NUL N'A FAIT MIEUX, ET SEULS DEUX JOUEURS ONT FAIT AUSSI BIEN CETTE SEMAINE : JULIEN BRUN ET RYO HISATSUNE, LE VAINQUEUR.

Le plein d'expérience

Samedi matin, Darren est associé pour la troisième journée d'affilée au vétéran Paul Waring. Alors qu'il s'était senti, de son propre aveu, impressionné de partager sa première partie de reconnaissance avec Ross Fisher, l'amateur de 19 ans est à son aise aux côtés du souriant Britannique à lunettes. « Paul a 300 tournois sur le Tour, moi c'est mon premier, on voit la différence, donc bien sûr je regarde ce qu'il fait. En plus, il est très accessible, on s'est motivés, encouragés, donc c'était sympa d'être avec un mec comme ça », admet-il. Pour un Darren plus habitué aux Grands Prix et classiques amateurs hexagonales, l'occasion est belle d'apprendre en observant au plus près les professionnels : « J'ai de la marge de progression sur la frappe de balle : il y en a qui tapent 20 m plus loin que moi, et ça aide sur un tel parcours. Au niveau de l'attitude, ensuite, ils sont très calmes, ils gèrent beaucoup mieux leurs émotions que dans le milieu amateur. Au putting enfin, ils sont très réguliers. Donc il y a un écart, mais ce n'est pas non plus un énorme fossé ».

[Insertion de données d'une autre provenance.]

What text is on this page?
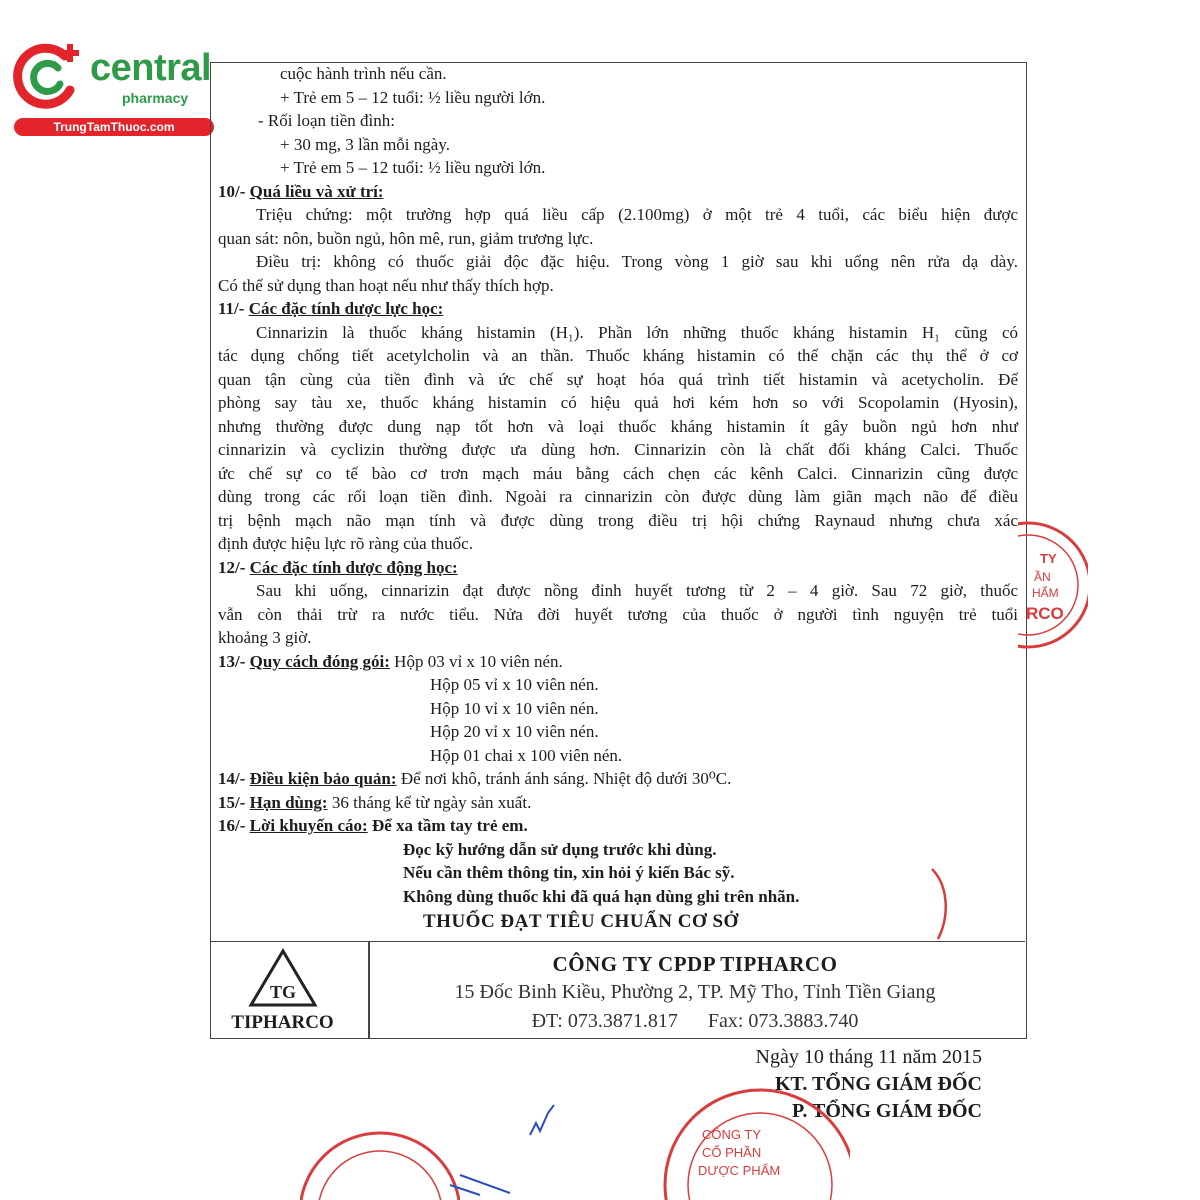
central
pharmacy
TrungTamThuoc.com

cuộc hành trình nếu cần.

+ Trẻ em 5 – 12 tuổi: ½ liều người lớn.

- Rối loạn tiền đình:

+ 30 mg, 3 lần mỗi ngày.

+ Trẻ em 5 – 12 tuổi: ½ liều người lớn.

10/- Quá liều và xử trí:

Triệu chứng: một trường hợp quá liều cấp (2.100mg) ở một trẻ 4 tuổi, các biểu hiện được

quan sát: nôn, buồn ngủ, hôn mê, run, giảm trương lực.

Điều trị: không có thuốc giải độc đặc hiệu. Trong vòng 1 giờ sau khi uống nên rửa dạ dày.

Có thể sử dụng than hoạt nếu như thấy thích hợp.

11/- Các đặc tính dược lực học:

Cinnarizin là thuốc kháng histamin (H₁). Phần lớn những thuốc kháng histamin H₁ cũng có

tác dụng chống tiết acetylcholin và an thần. Thuốc kháng histamin có thể chặn các thụ thể ở cơ

quan tận cùng của tiền đình và ức chế sự hoạt hóa quá trình tiết histamin và acetycholin. Để

phòng say tàu xe, thuốc kháng histamin có hiệu quả hơi kém hơn so với Scopolamin (Hyosin),

nhưng thường được dung nạp tốt hơn và loại thuốc kháng histamin ít gây buồn ngủ hơn như

cinnarizin và cyclizin thường được ưa dùng hơn. Cinnarizin còn là chất đối kháng Calci. Thuốc

ức chế sự co tế bào cơ trơn mạch máu bằng cách chẹn các kênh Calci. Cinnarizin cũng được

dùng trong các rối loạn tiền đình. Ngoài ra cinnarizin còn được dùng làm giãn mạch não để điều

trị bệnh mạch não mạn tính và được dùng trong điều trị hội chứng Raynaud nhưng chưa xác

định được hiệu lực rõ ràng của thuốc.

12/- Các đặc tính dược động học:

Sau khi uống, cinnarizin đạt được nồng đỉnh huyết tương từ 2 – 4 giờ. Sau 72 giờ, thuốc

vẫn còn thải trừ ra nước tiểu. Nửa đời huyết tương của thuốc ở người tình nguyện trẻ tuổi

khoảng 3 giờ.

13/- Quy cách đóng gói: Hộp 03 vỉ x 10 viên nén.

Hộp 05 vỉ x 10 viên nén.

Hộp 10 vỉ x 10 viên nén.

Hộp 20 vỉ x 10 viên nén.

Hộp 01 chai x 100 viên nén.

14/- Điều kiện bảo quản: Để nơi khô, tránh ánh sáng. Nhiệt độ dưới 30⁰C.

15/- Hạn dùng: 36 tháng kể từ ngày sản xuất.

16/- Lời khuyến cáo: Để xa tầm tay trẻ em.

Đọc kỹ hướng dẫn sử dụng trước khi dùng.

Nếu cần thêm thông tin, xin hỏi ý kiến Bác sỹ.

Không dùng thuốc khi đã quá hạn dùng ghi trên nhãn.

THUỐC ĐẠT TIÊU CHUẨN CƠ SỞ

TG
TIPHARCO
CÔNG TY CPDP TIPHARCO
15 Đốc Binh Kiều, Phường 2, TP. Mỹ Tho, Tỉnh Tiền Giang
ĐT: 073.3871.817 Fax: 073.3883.740
Ngày 10 tháng 11 năm 2015
KT. TỔNG GIÁM ĐỐC
P. TỔNG GIÁM ĐỐC
TY
ẦN
HẨM
RCO
CÔNG TY
CỔ PHẦN
DƯỢC PHẨM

Sur le terrain, Darren donne pourtant l'impression de n'avoir pas grand-chose à apprendre : il coche trois birdies sur sa carte ce samedi, dont au 18 pour finir en apothéose, et ne commet qu'un seul bogey, au 14, après un deuxième coup un peu trop agressif expédié dans les hautes herbes. Son 69 (-2) le fait remonter à la 45e place, de quoi s'autoriser à envisager un bon résultat le lendemain : « Si je fais une très bonne carte, ce serait bien d'aller chercher un top 25. Mais le plus important est de prendre beaucoup de plaisir, comme c'est le cas depuis trois jours. C'est d'ailleurs ça qui me permet de jouer aussi bien et d'être si régulier », commente-t-il. Plus, assurément, que sa connaissance du parcours : à la différence de la plupart des joueurs français, Darren découvre le Natio, ou quasiment ! « Je l'avais joué une fois des rouges à l'âge de 12 ans pour un Grand Prix Jeunes, donc cette semaine, des noirs, c'est comme si c'était la première fois », glisse-t-il à notre plus grande stupeur. « C'est vraiment très bien de faire aussi peu d'erreurs, surtout avec cette pression. »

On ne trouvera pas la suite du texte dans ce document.